Israel has occupied the West Bank, East Jerusalem and other Palestinian territories since the Six Day War in 1967. Palestinians demand the territory as part of their future state. However, Israeli settlements constructed on seized lands have hindered peace negotiations and the formation of a viable Palestinian state.
All Israeli settlements are illegal under international law.
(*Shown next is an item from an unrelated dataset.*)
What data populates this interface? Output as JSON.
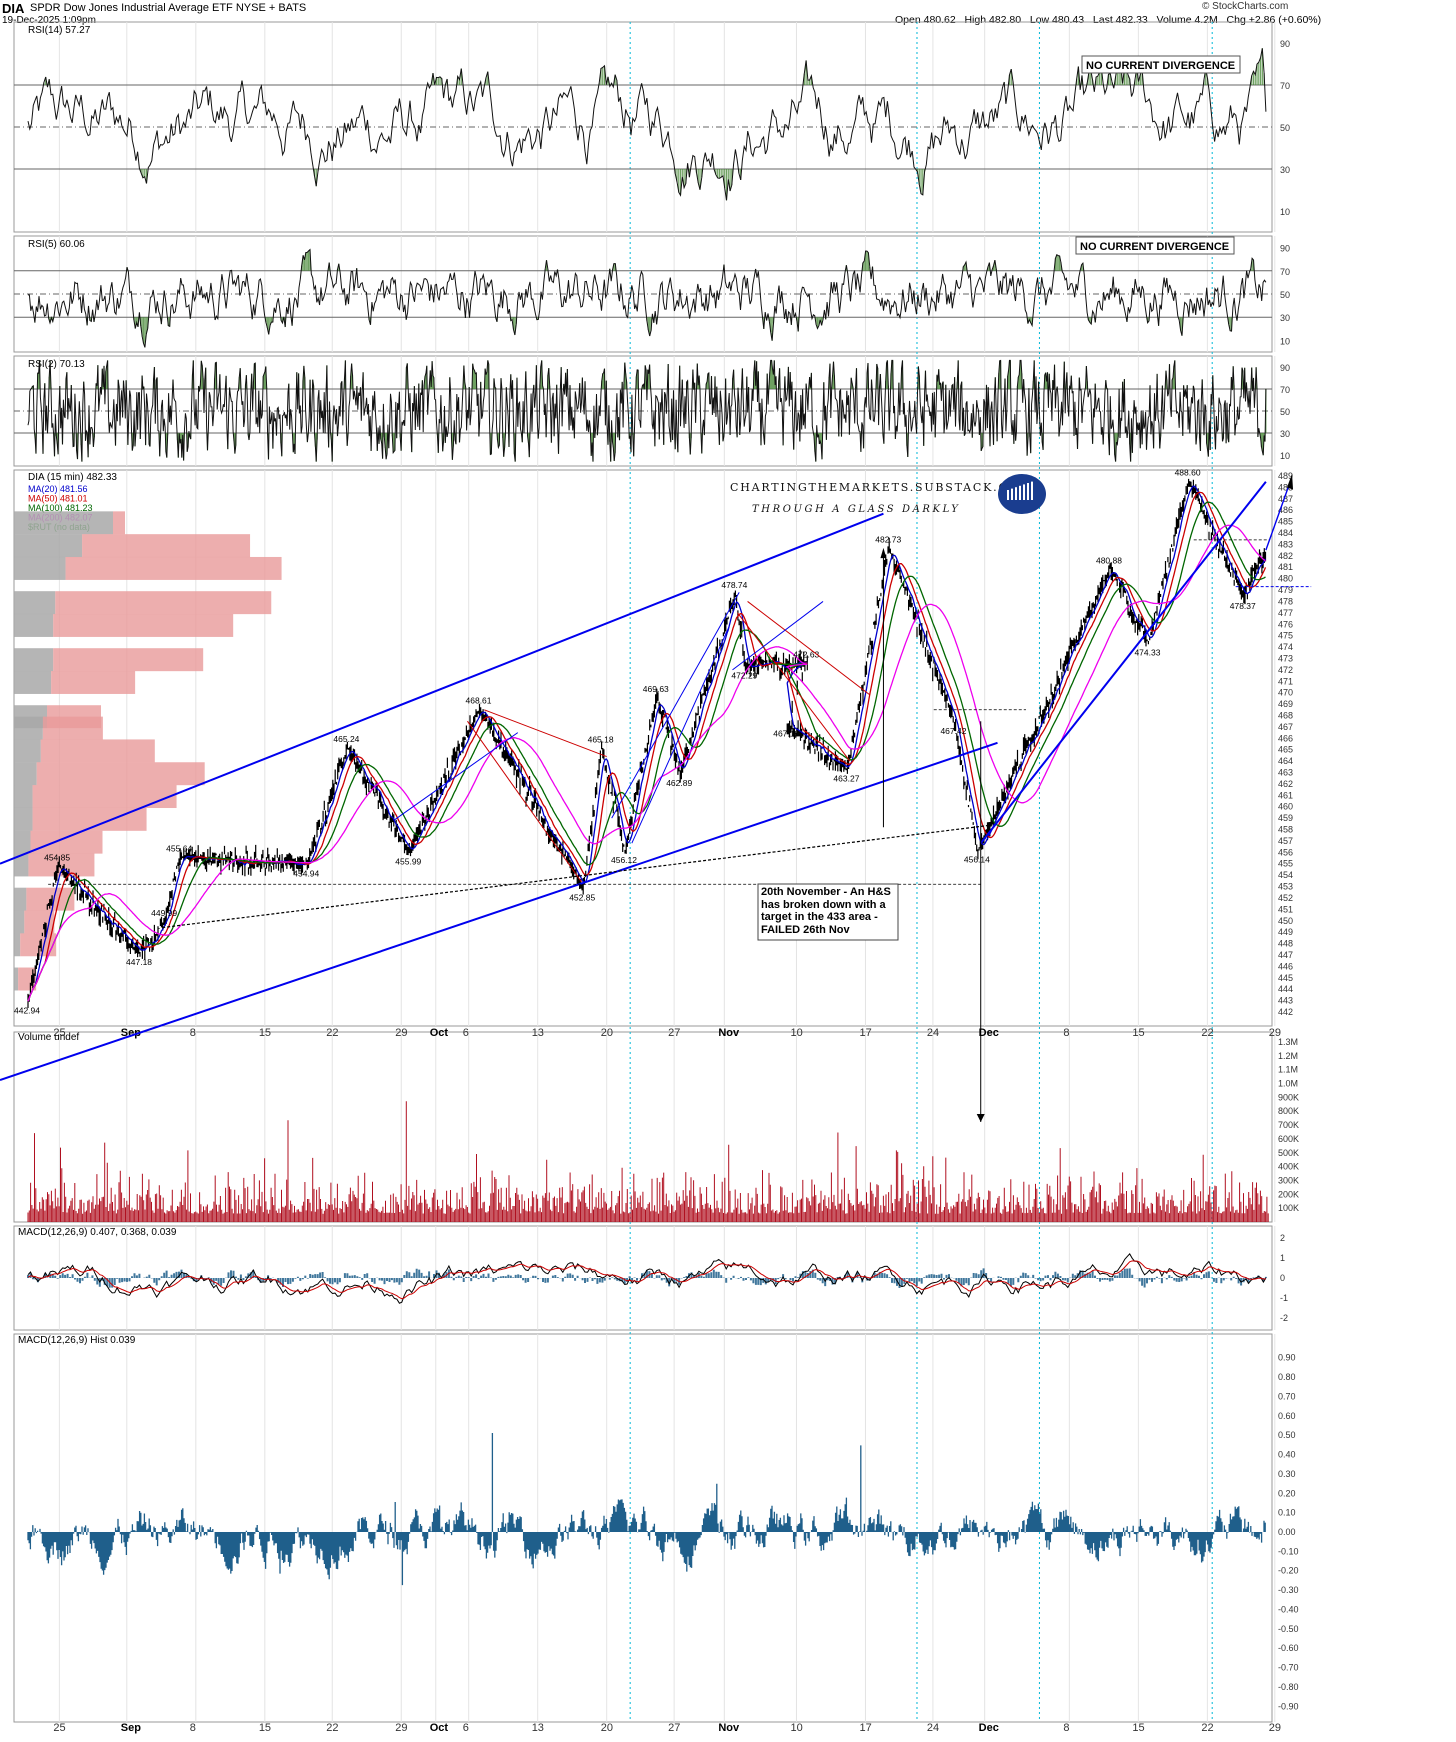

Specifically, U.N. Security Council Resolution 446 states: “The policy and practices of Israel in establishing settlements in the Palestinian and other Arab territories occupied since 1967 have no legal validity and constitute a serious obstruction to achieving a comprehensive, just and lasting peace in the Middle East.”
More than 500,000 Israelis live in more than 200 Jewish-only settlements and unofficial outposts — which are communities unrecognized or serviced by the Israeli government — in the West Bank and East Jerusalem.
Last week, Israel approved the seizure of some 380 acres of Palestinian land in the West Bank to further expand settlements near Jericho.
The last four months have seen an increase in violence that has killed at least 149 Palestinians and 25 Israelis. Israel blames the violence on Palestinian incitement. Palestinians say the attacks stem from frustration at nearly five decades of Israeli military rule.
Israeli Prime Minister Benjamin Netanyahu on Tuesday said Ban's comments "give a tail wind to terrorism," and he said the U.N. "long ago lost its neutrality and its moral strength."
Palestinian Ambassador Riyad Mansour later told reporters that all 15 council members acknowledged that Israel's settlement building is "the main obstacle to any meaningful political process," and he said the Palestinians are meeting with all council members to assess their readiness to act this year.
French Ambassador Francois Delattre said the international community should create a "specific and credible political horizon" for a solution to the tensions in the region.
Chinese Ambassador Liu Jieyi said Israel should take the lead in calming tensions, and he said the Security Council "should seriously consider the question of providing international protection to the Palestinian people." He gave no details, but Mansour said new council member Egypt would take the lead in exploring that issue.
The comments by Ban and others came after Netanyahu this week said his government is committed to West Bank settlements. Ban said he was "deeply troubled" by new reports that Israel's government has approved plans for more than 150 new homes in settlements in the West Bank.
U.S. Ambassador Samantha Power told the council that the United States "strongly opposes settlement activity" but added that "settlement activity can never in itself be an excuse for violence."